果たしてかなりザックリですが、トークン化した『伝道の書』がどのような品詞比率になっているか、実際に図示してみました。

 

2.『伝道の書』の品詞構成

 トークン化では、大文字を小文字にして単語を統一し、カンマ等の記号は省きました。先ほどの pos_tag を使って上位 20 のタグを図示したものが下のグラフです。

 一目見て分かるように、圧倒的に名詞(NN)が多く、続いて形容詞(JJ)、次に聖書特有の、文頭につく"1:1" のような基数(CD)が続きます。その後は、副詞(RB)、動詞系(VBD、VBP、VB、VBN、VBZ、VBG)が目立ちます。先日トークン化した際には、一番多く使われていた単語は、"shall"、続いて"man" でしたが、全体としては名詞が一番多いようですね。

f:id:ohigehige:20201103195655p:plain

上の script はこんな感じです。

import pandas as pd
import nltk
from nltk import word_tokenize,sent_tokenize
import seaborn as sns
import matplotlib.pyplot as plt

with open("Ecclesiastes.txt", mode="r",encoding="ms932", errors="ignore") as file:
ecclesia = file.read()

token = nltk.word_tokenize(ecclesia)
stop_words = nltk.corpus.stopwords.words('english')
symbol = ["'", '"', ':', ';', '.', ',', '-', '!', '?', "'s"]
clean_token = [w.lower() for w in token if w.lower() not in stop_words + symbol]
pos = nltk.pos_tag(clean_token)

word, hinshi = zip(*pos)        # create dataframe
df = pd.DataFrame({'Word':hinshi})

fig=plt.figure(figsize=(7,7))
sns.set()
sns.set_style=("darkgrid")
sns.countplot(y="Word", data=df, palette="magma",
order=df.Word.value_counts().iloc[:20].index)

 

3.品詞別高使用単語上位 20

 やや繰り返しになりますが、単語全体の使用頻度の上位ではなく、品詞別に使用率の高い単語上位 20 をまとめてみました。

 まずは名詞から。

f:id:ohigehige:20201103203719p:plain

有難い言葉が並びますが、hath は動詞ですし、wise は形容詞ですね。

 続いて形容詞です。

f:id:ohigehige:20201103203928p:plain

こちらも、sun、god、labour など名詞と思われる単語が混じっています。

 では動詞はどうでしょう。

f:id:ohigehige:20201103204557p:plain

こちらも、god、labour、king といった名詞が混じっていますね。

 最後に副詞を調べてみます。

f:id:ohigehige:20201103205106p:plain

 こちらもやはり、数単語は副詞で無さそうなものが混じっています。ちなみに、品詞別の図示は、Dataframe を作った 2 行を以下の script に変えただけです。

wrd_VBP = []
for i in range(len(pos)):
if "RB" in pos[i][1]:      # RB は副詞。
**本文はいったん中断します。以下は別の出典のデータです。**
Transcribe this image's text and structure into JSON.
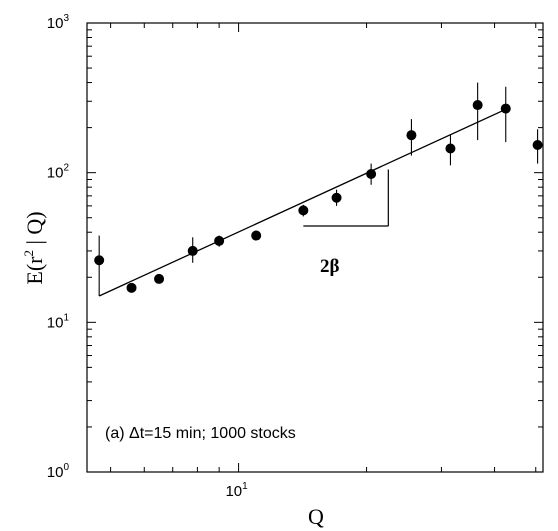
{
  "chart_data": {
    "type": "scatter",
    "title": "",
    "xlabel": "Q",
    "ylabel_parts": {
      "pre": "E(r",
      "sup": "2",
      "post": " | Q)"
    },
    "x_scale": "log",
    "y_scale": "log",
    "xlim": [
      4.4,
      52
    ],
    "ylim": [
      1,
      1000
    ],
    "x_ticks": [
      {
        "value": 10,
        "base": "10",
        "exp": "1"
      }
    ],
    "y_ticks": [
      {
        "value": 1,
        "base": "10",
        "exp": "0"
      },
      {
        "value": 10,
        "base": "10",
        "exp": "1"
      },
      {
        "value": 100,
        "base": "10",
        "exp": "2"
      },
      {
        "value": 1000,
        "base": "10",
        "exp": "3"
      }
    ],
    "annotation": "(a) Δt=15 min; 1000 stocks",
    "slope_label": "2β",
    "fit_line": {
      "x": [
        4.7,
        42.5
      ],
      "y": [
        15,
        265
      ]
    },
    "slope_triangle": {
      "x": [
        14.2,
        22.5
      ],
      "y": [
        44,
        105
      ]
    },
    "series": [
      {
        "points": [
          {
            "x": 4.7,
            "y": 26,
            "err_lo": 15,
            "err_hi": 38
          },
          {
            "x": 5.6,
            "y": 17,
            "err_lo": 16,
            "err_hi": 18
          },
          {
            "x": 6.5,
            "y": 19.5,
            "err_lo": 19,
            "err_hi": 20.5
          },
          {
            "x": 7.8,
            "y": 30,
            "err_lo": 25,
            "err_hi": 37
          },
          {
            "x": 9.0,
            "y": 35,
            "err_lo": 32,
            "err_hi": 38
          },
          {
            "x": 11.0,
            "y": 38,
            "err_lo": 36,
            "err_hi": 40
          },
          {
            "x": 14.2,
            "y": 56,
            "err_lo": 51,
            "err_hi": 61
          },
          {
            "x": 17.0,
            "y": 68,
            "err_lo": 60,
            "err_hi": 77
          },
          {
            "x": 20.5,
            "y": 98,
            "err_lo": 83,
            "err_hi": 115
          },
          {
            "x": 25.5,
            "y": 178,
            "err_lo": 130,
            "err_hi": 228
          },
          {
            "x": 31.5,
            "y": 145,
            "err_lo": 112,
            "err_hi": 178
          },
          {
            "x": 36.5,
            "y": 283,
            "err_lo": 165,
            "err_hi": 400
          },
          {
            "x": 42.5,
            "y": 268,
            "err_lo": 160,
            "err_hi": 375
          },
          {
            "x": 50.5,
            "y": 153,
            "err_lo": 115,
            "err_hi": 195
          }
        ]
      }
    ]
  }
}
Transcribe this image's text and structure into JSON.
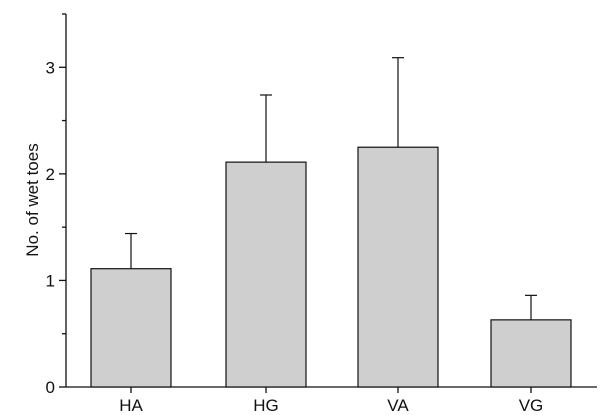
{
  "chart_data": {
    "type": "bar",
    "categories": [
      "HA",
      "HG",
      "VA",
      "VG"
    ],
    "values": [
      1.11,
      2.11,
      2.25,
      0.63
    ],
    "error_upper": [
      1.44,
      2.74,
      3.09,
      0.86
    ],
    "ylabel": "No. of wet toes",
    "xlabel": "",
    "ylim": [
      0,
      3.5
    ],
    "yticks": [
      0,
      1,
      2,
      3
    ],
    "ytick_labels": [
      "0",
      "1",
      "2",
      "3"
    ],
    "grid": false,
    "colors": {
      "bar": "#cfcfcf",
      "stroke": "#111111"
    }
  }
}
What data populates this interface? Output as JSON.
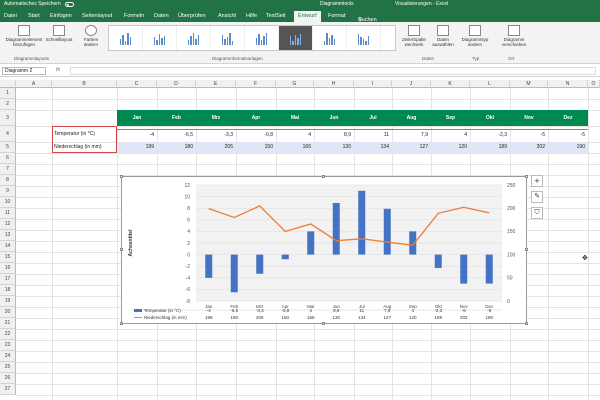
{
  "titlebar": {
    "autosave": "Automatisches Speichern",
    "chart_tools": "Diagrammtools",
    "visualizations": "Visualisierungen",
    "app": "Excel"
  },
  "tabs": [
    "Datei",
    "Start",
    "Einfügen",
    "Seitenlayout",
    "Formeln",
    "Daten",
    "Überprüfen",
    "Ansicht",
    "Hilfe",
    "TextSeit",
    "Entwurf",
    "Format"
  ],
  "active_tab": "Entwurf",
  "search_label": "Suchen",
  "ribbon": {
    "add_element": "Diagrammelement hinzufügen",
    "quick_layout": "Schnelllayout",
    "change_colors": "Farben ändern",
    "switch_row_col": "Zeile/Spalte wechseln",
    "select_data": "Daten auswählen",
    "change_type": "Diagrammtyp ändern",
    "move_chart": "Diagramm verschieben",
    "group_layouts": "Diagrammlayouts",
    "group_styles": "Diagrammformatvorlagen",
    "group_data": "Daten",
    "group_type": "Typ",
    "group_location": "Ort"
  },
  "namebox": "Diagramm 2",
  "fx": "fx",
  "columns": [
    "A",
    "B",
    "C",
    "D",
    "E",
    "F",
    "G",
    "H",
    "I",
    "J",
    "K",
    "L",
    "M",
    "N",
    "O"
  ],
  "rows": [
    "1",
    "2",
    "3",
    "4",
    "5",
    "6",
    "7",
    "8",
    "9",
    "10",
    "11",
    "12",
    "13",
    "14",
    "15",
    "16",
    "17",
    "18",
    "19",
    "20",
    "21",
    "22",
    "23",
    "24",
    "25",
    "26",
    "27"
  ],
  "table": {
    "months": [
      "Jan",
      "Feb",
      "Mrz",
      "Apr",
      "Mai",
      "Jun",
      "Jul",
      "Aug",
      "Sep",
      "Okt",
      "Nov",
      "Dez"
    ],
    "temp_label": "Temperatur (in °C)",
    "rain_label": "Niederschlag (in mm)",
    "temp": [
      "-4",
      "-6,5",
      "-3,3",
      "-0,8",
      "4",
      "8,9",
      "11",
      "7,9",
      "4",
      "-2,3",
      "-5",
      "-5"
    ],
    "rain": [
      "199",
      "180",
      "205",
      "150",
      "166",
      "130",
      "134",
      "127",
      "120",
      "189",
      "202",
      "190"
    ]
  },
  "chart_data": {
    "type": "bar",
    "categories": [
      "Jan",
      "Feb",
      "Mrz",
      "Apr",
      "Mai",
      "Jun",
      "Jul",
      "Aug",
      "Sep",
      "Okt",
      "Nov",
      "Dez"
    ],
    "series": [
      {
        "name": "Temperatur (in °C)",
        "type": "bar",
        "axis": "left",
        "color": "#4472c4",
        "values": [
          -4,
          -6.5,
          -3.3,
          -0.8,
          4,
          8.9,
          11,
          7.9,
          4,
          -2.3,
          -5,
          -5
        ]
      },
      {
        "name": "Niederschlag (in mm)",
        "type": "line",
        "axis": "right",
        "color": "#ed7d31",
        "values": [
          199,
          180,
          205,
          150,
          166,
          130,
          134,
          127,
          120,
          189,
          202,
          190
        ]
      }
    ],
    "ylabel": "Achsentitel",
    "ylim": [
      -8,
      12
    ],
    "yticks": [
      "12",
      "10",
      "8",
      "6",
      "4",
      "2",
      "0",
      "-2",
      "-4",
      "-6",
      "-8"
    ],
    "y2lim": [
      0,
      250
    ],
    "y2ticks": [
      "250",
      "200",
      "150",
      "100",
      "50",
      "0"
    ],
    "table_values_temp": [
      "-4",
      "-6,5",
      "-3,3",
      "-0,8",
      "4",
      "8,9",
      "11",
      "7,9",
      "4",
      "-2,3",
      "-5",
      "-5"
    ],
    "table_values_rain": [
      "199",
      "180",
      "205",
      "150",
      "166",
      "130",
      "134",
      "127",
      "120",
      "189",
      "202",
      "190"
    ],
    "grid": true,
    "legend": "bottom-table"
  },
  "side_buttons": [
    "+",
    "✎",
    "⛉"
  ]
}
欲しい tag をどうぞ
 wrd_VBP.append(pos[i][0])

df = pd.DataFrame({'Word':wrd_VBP})

 

4.まとめと課題

 以上、『伝道の書』を品詞分解してみました。大筋はかなり納得、繰り返される言葉から、内容が垣間見られる想いがしますが(ちょっと言い過ぎですね)、どの品詞分解に関しても、違う品詞の単語が混じってしまうということは、トークン化からタグ付けの間にもう一手間必要なようですね。

 ライブラリの使い方にとどまらず、英語の構造や語源自体の理解も必要なようで、やはりなかなか奥が深そうです。

 

 最後までお付き合いありがとうございました。